University of Illinois Cancer Center Member John Nitiss, PhD, is among the UIC College of Pharmacy Rockford authors of the study, Naturally mutagenic sequence diversity in a human type II topoisomerase, published by the journal Proceedings of the National Academy of Sciences of the United States (PNAS).
PNAS Study Details
The researchers used genetic, biochemical and computational tools to characterize mutant forms of human topoisomerase IIβ (hTOP2β) that are hypersensitive to the chemotherapy drug etoposide. The mutant enzymes had the ability to induce spontaneous DNA damage that can lead to mutations and other genomic alterations. The mutations were applied to structural models that led to the identification of similar mutations in hTOP2β found in human cancers.

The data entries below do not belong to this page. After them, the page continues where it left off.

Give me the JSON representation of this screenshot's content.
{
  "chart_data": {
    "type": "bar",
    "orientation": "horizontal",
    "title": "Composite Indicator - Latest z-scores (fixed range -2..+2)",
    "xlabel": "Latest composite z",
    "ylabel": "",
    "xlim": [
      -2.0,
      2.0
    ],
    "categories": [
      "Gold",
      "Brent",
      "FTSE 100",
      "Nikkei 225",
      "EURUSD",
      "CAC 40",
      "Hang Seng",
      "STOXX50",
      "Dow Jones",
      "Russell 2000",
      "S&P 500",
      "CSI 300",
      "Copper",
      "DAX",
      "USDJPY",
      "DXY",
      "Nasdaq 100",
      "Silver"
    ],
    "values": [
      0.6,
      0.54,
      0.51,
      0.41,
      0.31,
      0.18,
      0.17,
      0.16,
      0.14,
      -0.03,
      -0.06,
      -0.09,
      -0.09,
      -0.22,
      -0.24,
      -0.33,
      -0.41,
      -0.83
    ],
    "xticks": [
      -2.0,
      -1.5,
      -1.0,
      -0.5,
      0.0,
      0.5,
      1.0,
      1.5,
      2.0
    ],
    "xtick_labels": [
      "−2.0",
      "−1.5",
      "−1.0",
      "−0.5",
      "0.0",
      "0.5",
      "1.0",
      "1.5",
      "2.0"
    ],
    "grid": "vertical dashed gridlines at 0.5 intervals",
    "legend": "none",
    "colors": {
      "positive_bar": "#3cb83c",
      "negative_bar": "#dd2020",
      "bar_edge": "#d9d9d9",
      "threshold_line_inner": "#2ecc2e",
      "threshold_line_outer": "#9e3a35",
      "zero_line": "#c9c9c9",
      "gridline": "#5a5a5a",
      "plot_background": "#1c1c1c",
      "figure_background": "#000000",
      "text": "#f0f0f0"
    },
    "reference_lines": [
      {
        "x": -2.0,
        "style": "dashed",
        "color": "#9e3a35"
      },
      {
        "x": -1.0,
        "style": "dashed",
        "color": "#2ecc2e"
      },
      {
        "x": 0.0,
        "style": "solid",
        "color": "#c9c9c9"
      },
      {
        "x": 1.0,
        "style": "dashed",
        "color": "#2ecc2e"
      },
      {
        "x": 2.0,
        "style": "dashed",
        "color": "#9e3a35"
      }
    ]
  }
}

Topoisomerases are enzymes that break and reseal DNA to relieve the twisting stress that comes from cellular processes such as transcription and DNA replication. Because topoisomerases must break DNA during their reaction cycle, they have the potential to induce genome changes that may be deleterious, and may drive cancer progression.
Study Findings
“Our findings demonstrate that some hTOP2β mutations identified in cancer cell samples can exert deleterious activities in cellular contexts, underscoring the ability of topoisomerase dysfunction to disrupt genetic integrity,” researchers concluded.
Nitiss, part of the Cancer Center’s Cancer Biology research program, is the Assistant Dean for Research at the College of Pharmacy Rockford. The other UIC-affiliated authors are Karin Nitiss, PhD; Raveena Gupta, MS; and Ria Guha, MS. Other authors are from the Johns Hopkins University School of Medicine in Baltimore, Maryland.